Q1. The cost of a notebook is twice the cost of a pen. Write a linear equation in two variables to represent this statement.

Solution:
Let cost of pen be \(y\)
and cost of Note Book =\(x\)
\(\because\) Cost of Note book is twice that of pen
\(\therefore\quad x=2y\)
Linear Equation in two variable is \[\begin{align}\implies x&=2y\\ \implies x-2y&=0 \end{align} \]

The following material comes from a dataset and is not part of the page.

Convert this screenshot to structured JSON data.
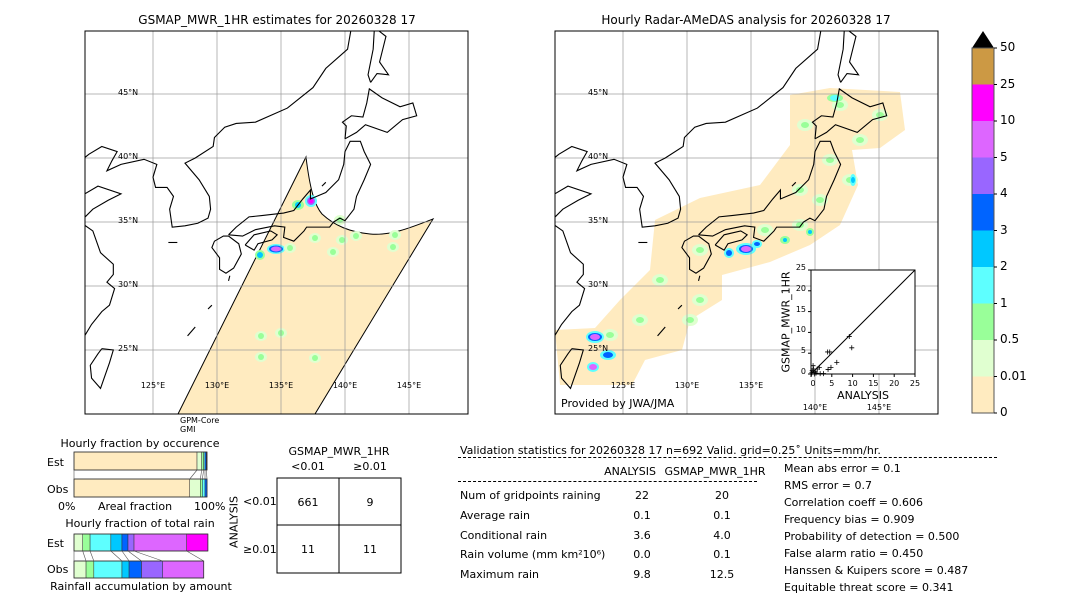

Express the following linear equations in the form \(ax + by + c = 0\) and indicate the values of \(a\), \(b\) and \(c\) in each case:

1. \(2x + 3y = 9.3\bar{5}\)
2. \(x-\frac{y}{5}-10=0\)
3. \(–2x + 3y = 6\)
4. \( x = 3y\)
5. \(2x = –5y\)
6. \(3x + 2 = 0\)
7. \( y – 2 = 0\)
8. \( 5 = 2x\)

Solution:

• i. \[2x + 3y = 9.3\bar5\] General Form \[ax+by+c=0\tag{1}\] writing given equation in general form
  \[ \begin{align} 2x + 3y &= 9.3\bar5\\ 2x+3y-9.35&=0\tag{2} \end{align} \] Comparing coefficient og Eqn (1) and (2) \[ \begin{align} a&=2\\ b&=3\\ c&=-9.3\bar5 \end{align} \]
• ii.\[x-\frac{y}{5}-10=0\] General Form \[ax+by+c=0\tag{1}\] writing given equation in general form
  \[ \begin{align} x-\frac{y}{5}-10&=0\\ \end{align} \] Multiplying both side by 5 \[ \begin{align} 5 \times \left(x - \frac{y}{5} - 10 \right) &= 0\times5 \\ \implies 5x - y - 50 &= 0 \tag{2} \\ \end{align} \] Comparing coefficients of Eqn (1) and (2): \[ \begin{align}a &= 5 \notag \\ b &= -1 \notag \\ c &= -50 \notag \end{align} \]
• iii.\[–2x + 3y = 6\] General Form \[ax+by+c=0\tag{1}\] writing given equation in general form
  \[ \begin{align} –2x + 3y &= 6\\ -2x+3y-6&=0\tag{2}\end{align}\] Comparing coefficients of Eqn (1) and (2) \[ \begin{aligned} a&=-2\\ b&=3\\ c&=-6 \end{aligned} \]
• iv \[x = 3y\] General Form \[ax+by+c=0\tag{1}\] writing given equation in general form
  \[ \begin{align} x &= 3y\\ x-3y+0&=0\tag{2}\end{align}\] Comparing coefficients of Eqn (1) and (2) \[ \begin{aligned} a&=1\\ b&=-3\\ c&=0 \end{aligned} \]
• v. \[2x = –5y\] General Form \[ax+by+c=0\tag{1}\] writing given equation in general form
  \[ \begin{align} 2x &= –5y\\ 2x+5y+0&=0\tag{2}\end{align}\] Comparing coefficients of Eqn (1) and (2) \[ \begin{aligned} a&=2\\ b&=5\\ c&=0 \end{aligned} \]
• vi. \[3x + 2 = 0\] General Form \[ax+by+c=0\tag{1}\] writing given equation in general form
  \[ \begin{align} 3x + 2 &= 0\\ 3x + + 0\cdot y +2 &= 0\tag{2}\end{align}\] Comparing coefficients of Eqn (1) and (2) \[ \begin{aligned} a&=3\\ b&=0\\ c&=2 \end{aligned} \]
• vii. \[y – 2 = 0\] General Form \[ax+by+c=0\tag{1}\] writing given equation in general form
  \[ \begin{align} y – 2 &= 0\\ 0\cdot x +y-2&= 0\tag{2}\end{align}\] Comparing coefficients of Eqn (1) and (2) \[ \begin{aligned} a&=0\\ b&=1\\ c&=-2 \end{aligned} \]
• \[5 = 2x\] General Form \[ax+by+c=0\tag{1}\] writing given equation in general form
  \[ \begin{align} 5 &= 2x\\ 5-2x&=0\\ -2x+0\cdot y +5&=0\tag{2}\end{align}\] Comparing coefficients of Eqn (1) and (2) \[ \begin{aligned} a&=-2\\ b&=0\\ c&=5 \end{aligned} \]